December 23, 2024

Portal Berita Pekerja Migran Indonesia

PRT Filipina Dikirim Ke China ? Bukan Isapan Jempol Lho

4 min read

Guangdong adalah kota yang asing bagi Rosgen (24). Yang diketahui Perempuan asal Filipina itu hanyalah: kemana pun majikannya pergi, ia mesti ikut. Kali ini, Rosgen mengikuti majikannya pergi ke Cina Daratan. Mereka masuk melalui Hong Kong dan di pos pemeriksaan ia ditanyai tujuannya ke Cina daratan oleh petugas. Rosgen tak perlu menjawab karena majikannya yang memberikan jawaban.

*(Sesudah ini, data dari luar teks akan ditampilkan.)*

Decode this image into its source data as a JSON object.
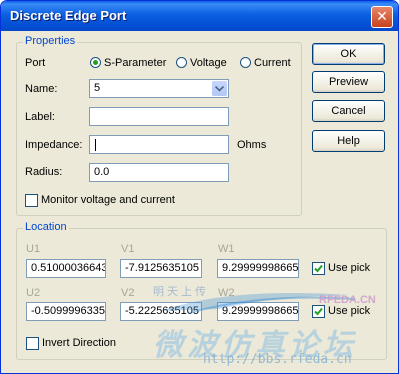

Petugas di pos pemeriksaan mengizinkan mereka. Mereka memang sudah memenuhi prosedur dan persyaratan berupa visa kunjungan untuk izin tinggal selama 30 hari di Cina Daratan. Namun ketika sampai di tempat tujuan, ternyata Rosgen dipaksa bekerja selama 10 hari.

“Majikan saya mengatakan bahwa kami sedang melakukan perjalanan ke [Cina] Daratan, tapi ketika sampai di tempat temannya ia mengatakan bahwa saya harus bekerja di sana,” kata Rosgen.

Bekerja di luar negeri menggunakan dokumen/visa  kunjungan tentu ilegal. Dalam peraturan Cina, jika ada majikan atau orang Cina yang mempekerjakan warga asing sebagai asisten rumah tangga atau pelayan secara ilegal, akan dikenai denda sebesar 100.000 yuan atau sekitar Rp198 juta. Sedangkan mereka yang menjadi asisten rumah tangga ilegal akan ditahan selama 15 hari lalu dilarang masuk ke Cina selama 5 tahun.

Jumlah pekerja Filipina yang bekerja di luar negeri mencapai 3 juta pada tahun ini. Bandingkan dengan tahun lalu yang hanya 2,1 juta. Cina menjadi salah satu negara tujuan para pencari kerja Filipina, terutama untuk bekerja sebagai pembantu atau asisten rumah tangga. Namun pemerintah Cina sesungguhnya tak memberi izin untuk mempekerjakan orang asing sebagai asisten rumah tangga.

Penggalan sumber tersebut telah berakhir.